During the Chinese Civil War, Bao moved to Taiwan with his son Ke-hung. There, he published The New Story of the White Snake. He later settled in Hong Kong, where he published his memoirs in 1971. Bao died on 24 October 1973, having recently completed a 99-page treatise on changes in food, clothing, and shelter in the past century.

==Analysis==
Since the 1950s, Bao has been identified as a member of the Mandarin Ducks and Butterflies school of Chinese literature; this dismissive label, generally used to identify works of "overly sentimental love stories", frustrated him. Consequently, he has not been included in the Chinese literary canon. At the same time, he was considered one of the greatest writers of the school, with the literary critic Wei Shaochang identifying him as one of its "five tiger generals" together with Li Hanqiu, Xu Zhenya, Zhang Henshui, and Zhou Shoujuan. The sinologist Perry Link argues that Bao and his fellow writers, as with many authors active in the May Fourth era, had sought to "bring enlightenment" to the Republic of China.

Bao considered The Schooling of Xin'er to be his "proudest accomplishment". The book was widely read through the 1910s and 1920s, with copies distributed to graduates and excerpts published in school textbooks. The novel included several episodes not found in its Japanese source, which Bao based on the experiences of his own family. The work was extensively Sinicized, with names and diction changed to reference Chinese geography and history; at the same time, foreign characters were cast as villainous and demeaning of the Chinese. It also included various modifications, recasting the narrator as an old man named after Bao's deceased son while simultaneously conveying Confucian values.

Generally, Bao experimented with different forms, and as such contemporary critics deemed him a "jack of all trades". He did not work with drafts, preferring instead a fluid approach completed without revision. From his youth, Bao's writing style was characterized as "easygoing" – a label used by his imperial examiner. Link described Bao as having "a true gift for describing ordinary events in daily life without their seeming at all dull or ordinary."

In his translation, Bao generally used a system wherein one translator read the work in the original language while another wrote it in Chinese; such an approach was also used by his contemporary Lu Xun. In his memoirs, Bao recalled that translation offered an "open and free job, and my thoughts of stipends from the academies came to be replaced ... by thoughts of selling translations. The one hundred yuan I had received from the Civilization Book Co., for example, was enough for the family to live on for several months." Bao cultivated a network of literary proteges that included Zhou Shoujuan, Bi Yihong, and Jiang Hongjiao. For many, he acted as a surrogate father.
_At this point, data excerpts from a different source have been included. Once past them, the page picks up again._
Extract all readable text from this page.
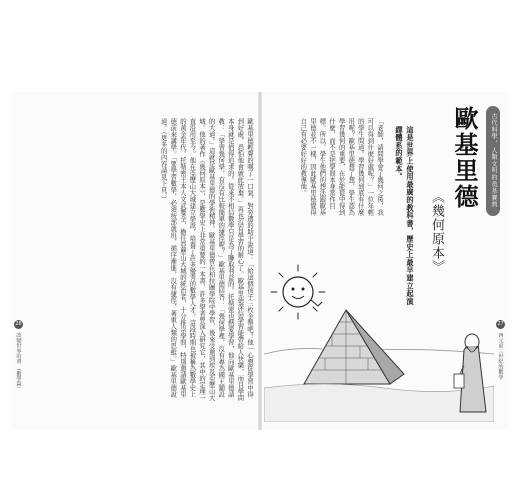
歐基里德輕聲的嘆了一口氣，對旁邊的助手說道：「給這個孩子三枚金幣吧！他一心想從學習中得到好處，恐怕他會就此放棄。」再也沒有學習的耐心了。歐基里德深信學習能帶給人快樂，而且學問本身就是值得追求的。從來不相信數學只是為了賺取利益的。托勒密也熱愛學習，他向歐基里德請教：「學習幾何學，有沒有比較簡單的捷徑呢？」歐基里德回答：「幾何學裡，沒有專為國王鋪設的大道。」這就是歐基里德的學術精神。歐基里德曾在柏拉圖學院中學習，後來受邀到埃及亞歷山大城。他的著作《幾何原本》，是數學史上非常重要的一本書，許多學者曾深入研究它，其中的定理一直沿用至今。他在亞歷山大城建立學派，培養了許多優秀的數學人才，這段時期也被稱為數學史上的黃金年代。托勒密王本人文武雙全，擔任亞歷山大城的統治者，十分推崇學問，特別邀請歐基里德前來講學。「要學習數學，必須按部就班，循序漸進，沒有捷徑，著重人類的思維。」歐基里德說道。（更多的內容請見下頁。）
26 改變世界的書 （數學篇）
古代科學，人類文明的奠基寶典
歐基里德
《幾何原本》
這是世界上使用最廣的教科書，歷史上最早建立起演繹體系的範本。
「老師，請問學會了幾何之後，我可以得到什麼好處呢？」一位年輕的學生問道。學習幾何到底有什麼用呢？歐基里德想了想，學生認為學習幾何的重要，在於能從中得到什麼，而不是把學問本身當作目標。所以，學生他們的想法跟歐基里德並不一樣，因此歐基里德覺得自己有必要好好的教導他。
27 西元前三世紀的數學
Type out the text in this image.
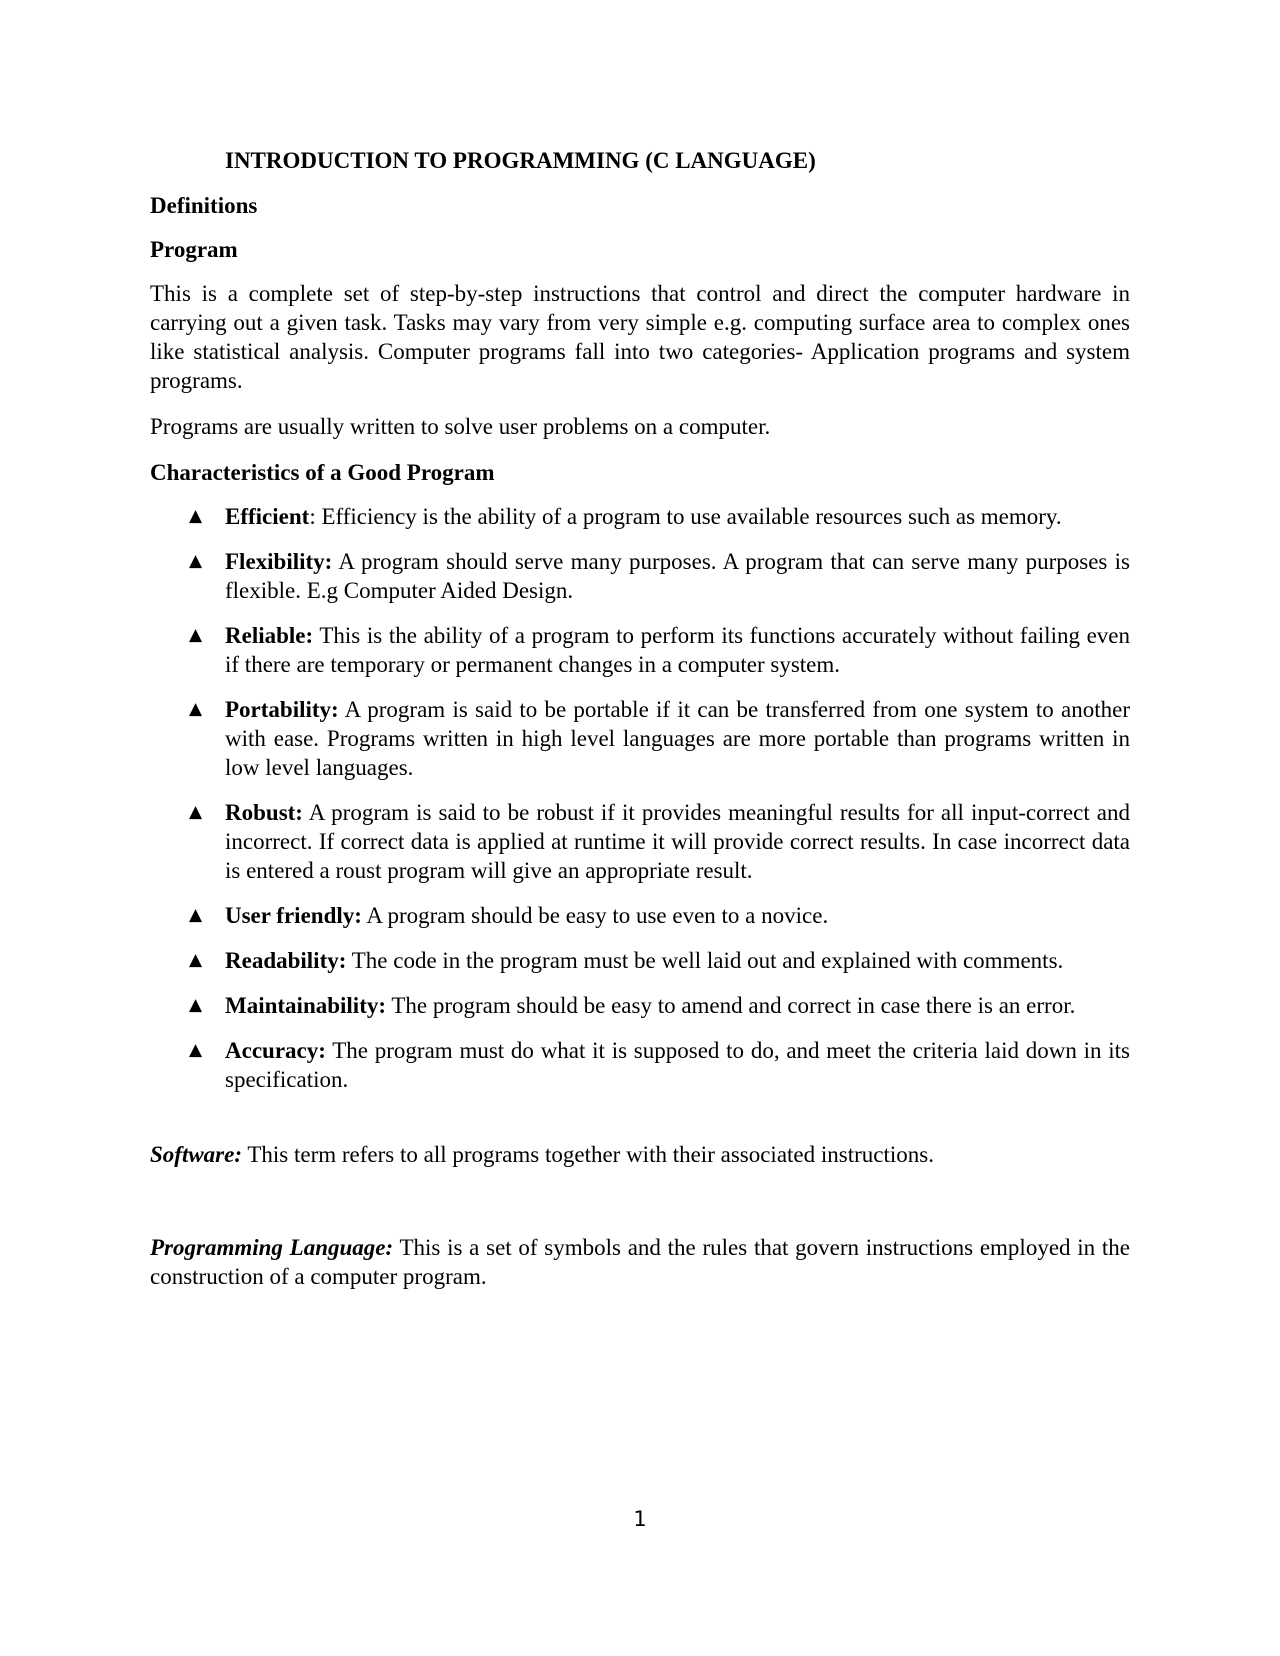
INTRODUCTION TO PROGRAMMING (C LANGUAGE)
Definitions
Program
This is a complete set of step-by-step instructions that control and direct the computer hardware in carrying out a given task. Tasks may vary from very simple e.g. computing surface area to complex ones like statistical analysis. Computer programs fall into two categories- Application programs and system programs.
Programs are usually written to solve user problems on a computer.
Characteristics of a Good Program
▲ Efficient: Efficiency is the ability of a program to use available resources such as memory.
▲ Flexibility: A program should serve many purposes. A program that can serve many purposes is flexible. E.g Computer Aided Design.
▲ Reliable: This is the ability of a program to perform its functions accurately without failing even if there are temporary or permanent changes in a computer system.
▲ Portability: A program is said to be portable if it can be transferred from one system to another with ease. Programs written in high level languages are more portable than programs written in low level languages.
▲ Robust: A program is said to be robust if it provides meaningful results for all input-correct and incorrect. If correct data is applied at runtime it will provide correct results. In case incorrect data is entered a roust program will give an appropriate result.
▲ User friendly: A program should be easy to use even to a novice.
▲ Readability: The code in the program must be well laid out and explained with comments.
▲ Maintainability: The program should be easy to amend and correct in case there is an error.
▲ Accuracy: The program must do what it is supposed to do, and meet the criteria laid down in its specification.
Software: This term refers to all programs together with their associated instructions.
Programming Language: This is a set of symbols and the rules that govern instructions employed in the construction of a computer program.
1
In his role as editor of the Women's Times, Bao advanced the magazine as a means of spreading information to women. He advocated for women to be involved as writers and content creators, with a focus on issues related directly to their lives; these included entertainment, family, marriage, school, and work. Women featured in the magazine included the journalist Tang Xiuhui, the aviator Zhang Xiahun, as well as the educator Lü Bicheng. To increase coverage, he published photographs submitted by readers. Most readers and contributors, however, were men.